Religião

17/12/2019 | domtotal.com

Questão religiosa pode levar a guerra entre Índia e Paquistão

Conflitos e crise migratória são esperados como decorrência de lei de cidadania que exclui muçulmanos

Manifestação para denunciar cidadãos que discriminam os muçulmanos, em Bangalore
Manifestação para denunciar cidadãos que discriminam os muçulmanos, em Bangalore (AFP)

Confrontos entre milhares de manifestantes e a polícia irromperam em Nova Délhi, capital da Índia, nesta terça-feira (17), na mais recente onda de violência durante protestos contra uma lei que facilita a nacionalização de não muçulmanos vindos de países vizinhos.

O governo do primeiro-ministro indiano, Narendra Modi, alega que a nova lei protege minorias religiosas, como hindus e cristãos, de perseguições em Bangladesh, Paquistão e Afeganistão ao oferecer um caminho em direção à cidadania indiana. No entanto, a lei não se aplica aos muçulmanos, o que críticos dizem enfraquecer as fundações seculares da Índia.

A polícia disparou gás lacrimogêneo na região de New Seelampur para afastar os manifestantes, que se escondiam atrás de barricadas e atiravam pedras. Ao menos dois policiais ficaram feridos, disse uma testemunha. "Começou como um protesto pacífico contra a lei da cidadania... mas saiu do controle", disse o morador Azib Aman.

Carros foram danificados e estradas ficaram cobertas por pedras enquanto pequenos incêndios nas vias lançavam fumaça no ar. Pequenos grupos de jovens, alguns com seus rostos cobertos, atiravam pedras e garrafas.

Preocupações

Há crescentes preocupações em torno das medidas do governo, liderado pelo partido hindu-nacionalista de Modi, em relação aos 172 milhões de muçulmanos na Índia, que representam cerca de 14% da população.

A lei da cidadania segue a revogação do status especial da Caxemira, região de maioria muçulmana, e uma decisão judicial favorável à construção de um templo hindu no local de uma mesquita destruída por entusiastas do hinduísmo.

Os manifestantes do nordeste do país se opõem a essa lei porque ela causaria um fluxo de refugiados hindus da fronteira de Bangladesh para sua região, onde já existe um frágil equilíbrio intercomunitário. Uma crise de refugiados também é temida pelo primeiro-ministro do Paquistão, Imran Khan, para quem as ações indianas sobre a Caxemira e a lei da cidadania podem afastar os muçulmanos da Índia.

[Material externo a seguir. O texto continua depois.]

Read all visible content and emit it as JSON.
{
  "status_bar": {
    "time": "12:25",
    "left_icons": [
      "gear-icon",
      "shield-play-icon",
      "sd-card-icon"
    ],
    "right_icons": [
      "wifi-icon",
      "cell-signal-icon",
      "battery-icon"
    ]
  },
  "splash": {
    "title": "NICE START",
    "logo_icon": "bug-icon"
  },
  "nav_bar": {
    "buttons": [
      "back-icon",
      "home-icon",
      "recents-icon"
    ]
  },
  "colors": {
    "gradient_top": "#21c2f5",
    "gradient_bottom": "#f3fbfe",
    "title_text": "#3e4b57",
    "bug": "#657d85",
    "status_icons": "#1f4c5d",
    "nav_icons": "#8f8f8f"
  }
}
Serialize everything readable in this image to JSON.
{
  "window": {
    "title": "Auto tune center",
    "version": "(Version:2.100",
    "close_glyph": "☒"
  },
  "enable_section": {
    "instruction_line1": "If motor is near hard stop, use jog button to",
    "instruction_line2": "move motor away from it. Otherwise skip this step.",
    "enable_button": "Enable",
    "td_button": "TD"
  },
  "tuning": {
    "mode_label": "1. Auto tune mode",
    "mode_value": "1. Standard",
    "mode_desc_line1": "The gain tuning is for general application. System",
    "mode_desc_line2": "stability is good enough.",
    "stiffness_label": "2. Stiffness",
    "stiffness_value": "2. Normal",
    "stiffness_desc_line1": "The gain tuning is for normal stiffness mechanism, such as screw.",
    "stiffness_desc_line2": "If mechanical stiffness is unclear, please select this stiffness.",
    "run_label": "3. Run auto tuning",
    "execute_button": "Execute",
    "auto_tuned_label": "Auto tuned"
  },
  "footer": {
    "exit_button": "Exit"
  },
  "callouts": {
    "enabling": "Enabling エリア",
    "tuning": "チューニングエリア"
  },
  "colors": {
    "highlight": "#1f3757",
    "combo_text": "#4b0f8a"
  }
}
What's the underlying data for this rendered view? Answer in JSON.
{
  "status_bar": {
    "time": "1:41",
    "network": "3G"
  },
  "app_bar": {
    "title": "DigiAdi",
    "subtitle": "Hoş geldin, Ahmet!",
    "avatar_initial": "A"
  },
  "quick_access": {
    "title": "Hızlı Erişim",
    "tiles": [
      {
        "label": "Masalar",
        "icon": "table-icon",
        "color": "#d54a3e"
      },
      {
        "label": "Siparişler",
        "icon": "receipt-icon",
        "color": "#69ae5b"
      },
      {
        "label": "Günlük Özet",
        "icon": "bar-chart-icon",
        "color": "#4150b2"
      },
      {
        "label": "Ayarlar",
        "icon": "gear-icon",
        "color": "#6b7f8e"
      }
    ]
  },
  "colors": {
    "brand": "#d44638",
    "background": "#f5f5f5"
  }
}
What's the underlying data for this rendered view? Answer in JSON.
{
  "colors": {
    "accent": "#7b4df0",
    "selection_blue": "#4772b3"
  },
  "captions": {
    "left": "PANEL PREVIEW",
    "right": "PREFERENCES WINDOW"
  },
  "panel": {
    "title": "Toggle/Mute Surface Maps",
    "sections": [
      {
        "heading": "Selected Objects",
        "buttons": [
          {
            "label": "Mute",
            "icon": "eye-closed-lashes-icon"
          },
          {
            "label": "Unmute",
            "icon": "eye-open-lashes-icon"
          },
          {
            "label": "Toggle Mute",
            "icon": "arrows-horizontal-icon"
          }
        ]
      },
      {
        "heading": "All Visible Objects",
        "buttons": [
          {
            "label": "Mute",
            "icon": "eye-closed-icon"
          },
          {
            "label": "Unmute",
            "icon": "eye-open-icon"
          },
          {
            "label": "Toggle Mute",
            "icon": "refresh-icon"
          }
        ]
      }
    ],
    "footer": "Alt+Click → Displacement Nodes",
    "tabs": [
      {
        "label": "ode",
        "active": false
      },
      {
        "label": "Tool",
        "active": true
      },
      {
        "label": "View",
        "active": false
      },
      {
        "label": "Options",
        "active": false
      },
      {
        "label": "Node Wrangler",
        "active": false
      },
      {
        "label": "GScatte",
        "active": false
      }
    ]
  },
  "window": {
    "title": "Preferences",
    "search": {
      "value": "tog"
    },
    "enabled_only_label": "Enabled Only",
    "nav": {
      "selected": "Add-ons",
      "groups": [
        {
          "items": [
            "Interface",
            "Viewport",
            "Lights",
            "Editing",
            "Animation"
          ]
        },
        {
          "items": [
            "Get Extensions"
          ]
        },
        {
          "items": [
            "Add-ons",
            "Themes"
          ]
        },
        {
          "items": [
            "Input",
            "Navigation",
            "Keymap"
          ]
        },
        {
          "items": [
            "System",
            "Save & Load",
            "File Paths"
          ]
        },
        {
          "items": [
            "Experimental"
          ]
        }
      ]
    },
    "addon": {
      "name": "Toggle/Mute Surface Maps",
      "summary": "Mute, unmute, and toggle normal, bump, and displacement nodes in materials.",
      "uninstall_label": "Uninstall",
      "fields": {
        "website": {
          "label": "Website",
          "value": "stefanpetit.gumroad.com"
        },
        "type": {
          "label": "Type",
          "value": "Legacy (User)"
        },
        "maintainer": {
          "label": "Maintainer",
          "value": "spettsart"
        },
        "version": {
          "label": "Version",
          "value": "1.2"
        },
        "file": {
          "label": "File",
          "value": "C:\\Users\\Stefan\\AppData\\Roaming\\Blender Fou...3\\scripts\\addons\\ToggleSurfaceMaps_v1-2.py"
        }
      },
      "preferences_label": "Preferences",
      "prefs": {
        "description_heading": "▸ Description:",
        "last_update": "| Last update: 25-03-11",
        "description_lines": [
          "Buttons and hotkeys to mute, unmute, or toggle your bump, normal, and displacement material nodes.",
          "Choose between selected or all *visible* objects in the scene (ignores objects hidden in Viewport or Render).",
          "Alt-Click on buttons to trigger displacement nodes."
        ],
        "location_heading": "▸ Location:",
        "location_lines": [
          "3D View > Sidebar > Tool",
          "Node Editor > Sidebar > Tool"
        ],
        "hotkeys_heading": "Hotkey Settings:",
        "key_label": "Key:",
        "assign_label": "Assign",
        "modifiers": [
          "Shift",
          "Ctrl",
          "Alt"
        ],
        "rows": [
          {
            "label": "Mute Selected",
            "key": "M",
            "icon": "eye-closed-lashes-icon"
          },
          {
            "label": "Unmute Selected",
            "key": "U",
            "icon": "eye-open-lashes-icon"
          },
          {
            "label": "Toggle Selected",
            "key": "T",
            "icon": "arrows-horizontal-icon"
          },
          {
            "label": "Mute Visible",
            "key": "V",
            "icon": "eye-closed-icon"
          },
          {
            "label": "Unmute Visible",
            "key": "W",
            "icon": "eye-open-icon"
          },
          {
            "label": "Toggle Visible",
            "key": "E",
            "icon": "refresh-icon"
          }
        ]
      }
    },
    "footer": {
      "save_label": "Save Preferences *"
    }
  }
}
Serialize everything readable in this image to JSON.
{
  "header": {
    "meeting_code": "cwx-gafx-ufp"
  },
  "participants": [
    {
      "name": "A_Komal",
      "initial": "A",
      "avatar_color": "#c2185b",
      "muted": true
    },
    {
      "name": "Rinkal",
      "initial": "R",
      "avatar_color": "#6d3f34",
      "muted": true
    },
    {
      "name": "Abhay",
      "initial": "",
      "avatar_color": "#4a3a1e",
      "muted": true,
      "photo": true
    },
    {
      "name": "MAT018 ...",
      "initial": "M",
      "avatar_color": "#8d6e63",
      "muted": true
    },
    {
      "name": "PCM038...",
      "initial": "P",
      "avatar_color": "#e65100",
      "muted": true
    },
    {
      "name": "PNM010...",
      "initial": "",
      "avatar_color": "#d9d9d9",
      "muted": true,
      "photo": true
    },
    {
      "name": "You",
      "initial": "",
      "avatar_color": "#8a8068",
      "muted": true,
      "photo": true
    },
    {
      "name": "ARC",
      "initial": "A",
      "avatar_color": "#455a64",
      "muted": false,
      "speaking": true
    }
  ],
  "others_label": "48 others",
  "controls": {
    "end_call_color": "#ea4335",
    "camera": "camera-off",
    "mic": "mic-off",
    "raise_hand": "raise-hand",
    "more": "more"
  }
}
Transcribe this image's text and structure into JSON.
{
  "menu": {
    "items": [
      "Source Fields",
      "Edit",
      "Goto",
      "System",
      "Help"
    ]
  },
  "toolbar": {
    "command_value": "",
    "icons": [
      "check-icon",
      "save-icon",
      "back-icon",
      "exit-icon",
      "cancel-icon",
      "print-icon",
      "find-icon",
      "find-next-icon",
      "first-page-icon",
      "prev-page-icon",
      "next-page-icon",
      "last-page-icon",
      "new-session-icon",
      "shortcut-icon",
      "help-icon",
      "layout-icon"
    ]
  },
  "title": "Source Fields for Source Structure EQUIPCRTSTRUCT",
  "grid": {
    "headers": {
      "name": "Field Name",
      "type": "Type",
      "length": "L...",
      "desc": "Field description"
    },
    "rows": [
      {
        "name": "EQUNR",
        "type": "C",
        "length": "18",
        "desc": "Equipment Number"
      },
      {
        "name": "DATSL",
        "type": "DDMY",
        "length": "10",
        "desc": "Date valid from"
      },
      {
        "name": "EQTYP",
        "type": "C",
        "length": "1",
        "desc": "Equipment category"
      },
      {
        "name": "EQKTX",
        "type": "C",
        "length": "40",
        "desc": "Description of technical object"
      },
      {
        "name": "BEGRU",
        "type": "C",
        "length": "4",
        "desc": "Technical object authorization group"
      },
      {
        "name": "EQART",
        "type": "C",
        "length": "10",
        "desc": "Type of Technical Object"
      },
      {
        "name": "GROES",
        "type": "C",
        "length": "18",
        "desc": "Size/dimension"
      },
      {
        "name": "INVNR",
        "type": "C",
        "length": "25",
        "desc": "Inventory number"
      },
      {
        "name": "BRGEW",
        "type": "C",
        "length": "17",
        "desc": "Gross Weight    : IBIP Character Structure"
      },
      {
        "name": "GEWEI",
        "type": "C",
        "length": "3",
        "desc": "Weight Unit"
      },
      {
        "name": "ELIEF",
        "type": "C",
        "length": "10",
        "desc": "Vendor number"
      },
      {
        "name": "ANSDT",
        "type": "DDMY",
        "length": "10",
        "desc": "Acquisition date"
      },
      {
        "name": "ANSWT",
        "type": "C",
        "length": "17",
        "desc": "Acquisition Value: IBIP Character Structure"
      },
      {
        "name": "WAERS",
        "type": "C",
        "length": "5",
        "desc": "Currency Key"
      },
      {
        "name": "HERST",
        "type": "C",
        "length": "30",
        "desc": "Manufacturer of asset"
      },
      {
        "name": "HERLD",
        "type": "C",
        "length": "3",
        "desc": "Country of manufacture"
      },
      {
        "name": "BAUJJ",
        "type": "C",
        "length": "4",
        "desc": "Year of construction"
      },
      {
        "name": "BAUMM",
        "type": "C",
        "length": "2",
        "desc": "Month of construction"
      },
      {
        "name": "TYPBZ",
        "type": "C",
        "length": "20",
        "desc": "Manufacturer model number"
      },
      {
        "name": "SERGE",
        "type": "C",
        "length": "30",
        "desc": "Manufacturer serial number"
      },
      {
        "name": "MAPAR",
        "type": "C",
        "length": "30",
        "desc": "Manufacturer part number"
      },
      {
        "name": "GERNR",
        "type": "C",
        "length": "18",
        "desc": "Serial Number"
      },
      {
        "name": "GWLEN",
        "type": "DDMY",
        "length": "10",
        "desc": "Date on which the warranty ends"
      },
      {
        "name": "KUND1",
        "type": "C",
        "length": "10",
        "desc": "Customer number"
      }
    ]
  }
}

"Estamos preocupados que não haja apenas uma crise de refugiados, estamos preocupados que isso possa conduzir a um conflito entre dois países detentores de armas nucleares", afirmou Khan a um fórum global sobre refugiados em Genebra.

Modi disse em um comício para uma eleição estadual nesta terça-feira que seus rivais políticos estão tentando enganar estudantes e outros para provocar protestos. "Isso é política de guerrilha, eles deveriam parar de fazer isso."

Mais protestos

Durante semanas, foram realizadas manifestações contra essa nova lei, em um movimento de protesto de magnitude raramente visto no país desde a chegada dos nacionalistas hindus em 2014.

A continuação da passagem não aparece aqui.